To answer these questions, we need a collective discussion for defining a common vision for Cape Town. We could start by engaging and involving the thousands of people who have organised themselves to offer help, assistance and solidarity for the COVID-19 emergency through Cape Town Together (CTT). CTT is the largest self-organised network in South Africa of individual residents, local organisations, churches, mosques, business and NPOs.

This discussion is particularly important because 2021 will be the year of local elections. I think it is necessary to reaffirm that political parties are not the only places of the development of policies. On the contrary, given the poverty of the content that comes from political parties and the high level of political controversy in a general context of paternalism, corruption and authoritarianism, it seems to me that the current political parties risk being part of the problem, not part of the solution.

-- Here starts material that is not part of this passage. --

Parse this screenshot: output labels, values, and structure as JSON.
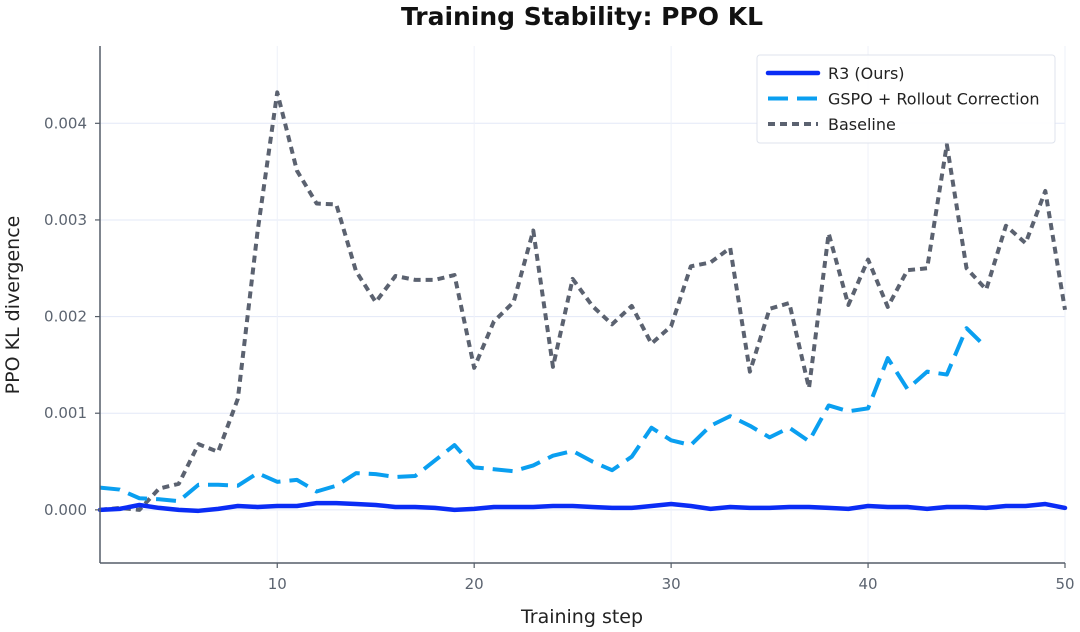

I propose the following to open this collective discussion about our future.

We must consider the option of building a coalition of civic associations, community based organisations and social movements that aims to build a common vision for the City of Cape Town. The primary objective of this coalition should be to change the way decisions are made. This includes who represents us (who we elect as councilors), proposing different policies, for example a better policy on social housing to overcome the spatial / economic / social separations of apartheid.

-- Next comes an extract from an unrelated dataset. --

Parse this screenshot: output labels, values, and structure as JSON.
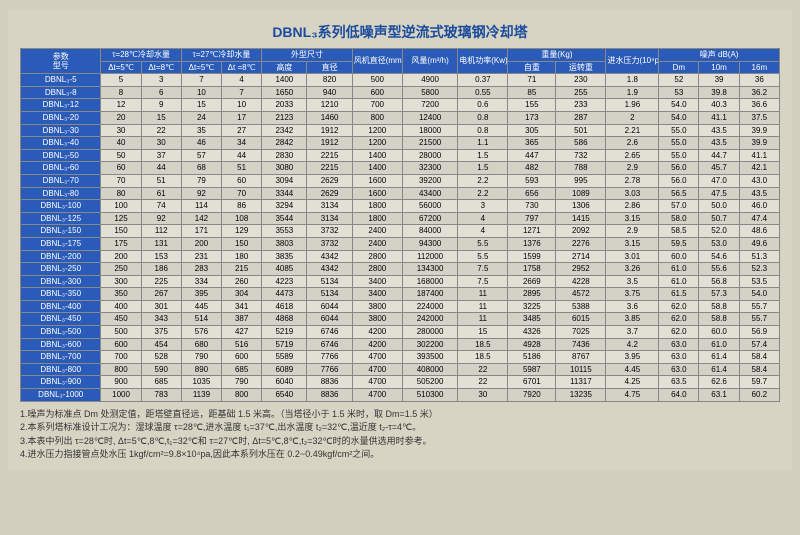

If the primary objective is to change the way in which decisions are made in the City of Cape Town then we need to use a different paradigm:

  • it important to recognise the City as a commons. The principal function of the City is to be the common house of the people who live there, the place where social life is built;
  • the municipal administration and the political level are an important part of the common but not its entirety;
  • the City must see collaboration with civil society and residents as an essential part of its being. The City needs to invest in community-building programmes and support the acquisition of skills and abilities of residents and civic and social organisations;
  • the City needs to recognise, promote and support the processes of self-organising and autonomy of residents, by promoting collaboration and integration between different communities in overcoming the spatial / economic / social divisions inherited from apartheid;
  • the City and the civil society must move towards decentralisation and democratisation of the municipal structures and their powers and decisions through participatory and co-design processes. This includes questioning the Executive Mayoral System and the political party caucus system;
  • activate commons institutions to manage public goods, such as the Cape Town aquifer or the Philippi Horticultural Area. These public goods need policies that consider their long-term preservation and sustainability and not to follow political fluctuations every five years.
  • civil society needs to question organisational models that mirror the authoritarian models of public administrations and the political parties. This includes a conception of leadership that sees the presence of few leaders followed by a multitude of followers.

A starting point, in the discussion of Cape Town’s future, could be to imagine a City Health and Wellbeing Plan. For the elaboration of this plan, it is necessary to involve as many actors as possible in a co-evolutionary way. The City Health and Wellbeing Plan must have social cohesion and the development of social capital as its main objective. It must be a pact signed between the public administration and civil society to create institutions, tools and actions with a Shared public administration approach recognising that Health and Wellbeing are common goods.

This collective social movement has the potential to change power relations within our city and to change the way we conceive the city. It affirms the principle that those elected to political offices are not the “owners” of the city and that the public administration belongs to the residents from a Shared Public Administration perspective.

Perhaps some might call this too ambitious, too hopeful. But, after all, we no longer live in “normal” times; it cannot be business as usual.